I’m taking my ass halfway across the country because I’m tired of these politicians trying to limit the options of Black and Brown families in favor of their privilege.
Alongside me will be families, educators and community leaders who oppose these ridiculous bills. And we’ll be cheering on The Urban League, National Action Network and local NAACP chapters who chose the needs of Black communities over politics.
Here’s the part where you can do something too. That guy, Rep. McCarty, who is pushing hard to limit school options for his own Black constituents, refuses to even meet with the civil rights groups who wish to educate him on the truth about charter schools in the Black community.
So we’ve got a letter right here that you can sign your name to and send to him now.
Just click that “send” button and you can get a letter directly to McCarty himself. He needs to hear from all of us. Then maybe he and others will start listening.
Now, some of you may be thinking, “Well, that sounds like a California problem.” It’s not.
As a matter of fact, during National Charter School Week and on the 65th anniversary of Brown v. Board, Bernie Sanders announced that he would push for moratorium on any new charter schools if he’s elected as president.

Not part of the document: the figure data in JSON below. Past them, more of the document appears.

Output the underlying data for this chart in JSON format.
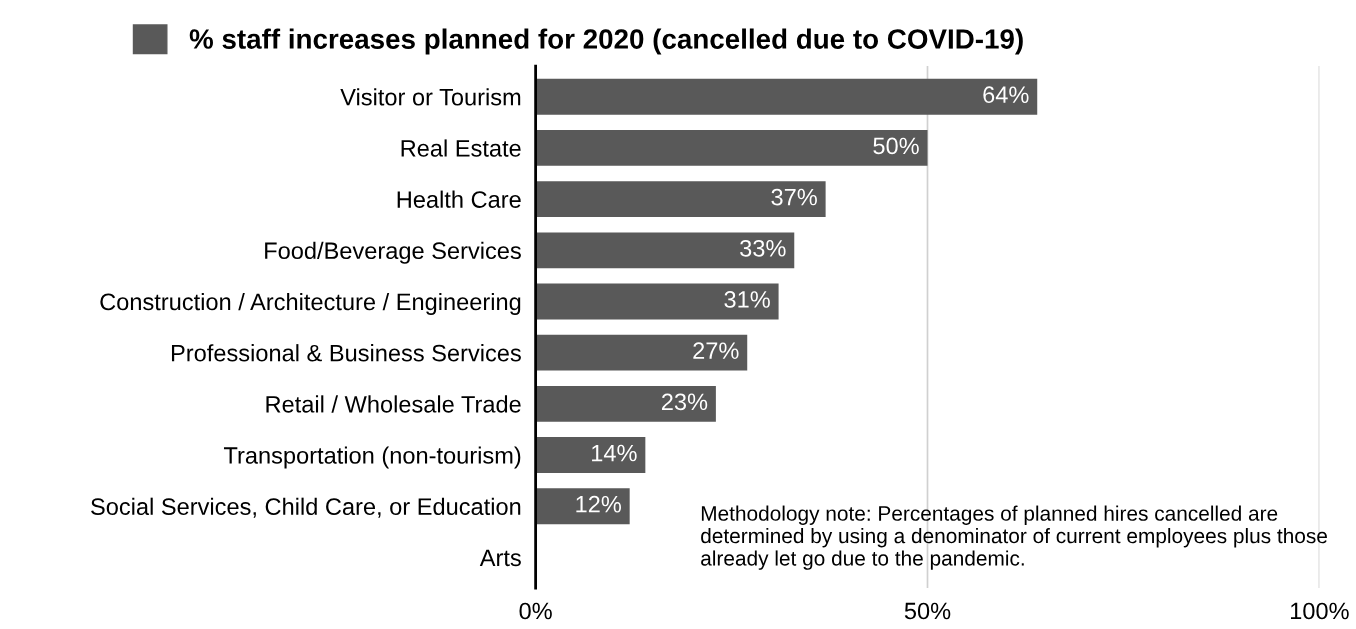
{
  "chart_data": {
    "type": "bar",
    "orientation": "horizontal",
    "categories": [
      "Visitor or Tourism",
      "Real Estate",
      "Health Care",
      "Food/Beverage Services",
      "Construction / Architecture / Engineering",
      "Professional & Business Services",
      "Retail / Wholesale Trade",
      "Transportation (non-tourism)",
      "Social Services, Child Care, or Education",
      "Arts"
    ],
    "series": [
      {
        "name": "% staff increases planned for 2020 (cancelled due to COVID-19)",
        "color": "#595959",
        "values": [
          64,
          50,
          37,
          33,
          31,
          27,
          23,
          14,
          12,
          null
        ],
        "value_labels": [
          "64%",
          "50%",
          "37%",
          "33%",
          "31%",
          "27%",
          "23%",
          "14%",
          "12%",
          null
        ]
      }
    ],
    "xlim": [
      0,
      100
    ],
    "xticks": [
      {
        "value": 0,
        "label": "0%"
      },
      {
        "value": 50,
        "label": "50%"
      },
      {
        "value": 100,
        "label": "100%"
      }
    ],
    "grid": "x",
    "legend": "top",
    "annotations": [
      "Methodology note: Percentages of planned hires cancelled are determined by using a denominator of current employees plus those already let go due to the pandemic."
    ]
  }
}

Look, I don’t care how liberal Bernie is—a rich, White man from Vermont who doesn’t even have a clear stance on reparations for Black people can’t tell me anything about what poor, underserved communities of color need—especially without offering any condemnation or even recognition of a public school system that’s failed us for generations.
But, I digress.
The point is, this is the culmination of a national attack on access to an equitable and quality education for Black and Latino students and families. Whether you’re a charter school supporter or not, I ask you to look beyond the smoke and mirrors and see that these politicians don’t care about and aren’t trying to fix education for our kids. And to keep our eyes off the prize of education liberation, they throw stupid obstacles in our way like this.
I’d like to leave you with this—I think we can all agree that Thurgood Marshall was a true freedom fighter. And while Brown v. Board caused some unintended consequences, his efforts were dedicated to ensuring Black kids have equal access to good schools.
My friend, Erika Sanzi, asked if the honorable Mr. Marshall would appreciate having his name attached to Bernie’s plan.
And my other friend, Vesia Hawkins, responded brilliantly with this tweet saying she can’t speak to what Thurgood Marshall would do.
Honestly, none of us knows what he would do. But based off his work, we can guess that Thurgood Marshall would not stand for a plan that limits school options for Black families.
And if you believed in Thurgood Marshall, his mission and legacy, neither would you. It’s time to fight for better schools for our kids, regardless of the model.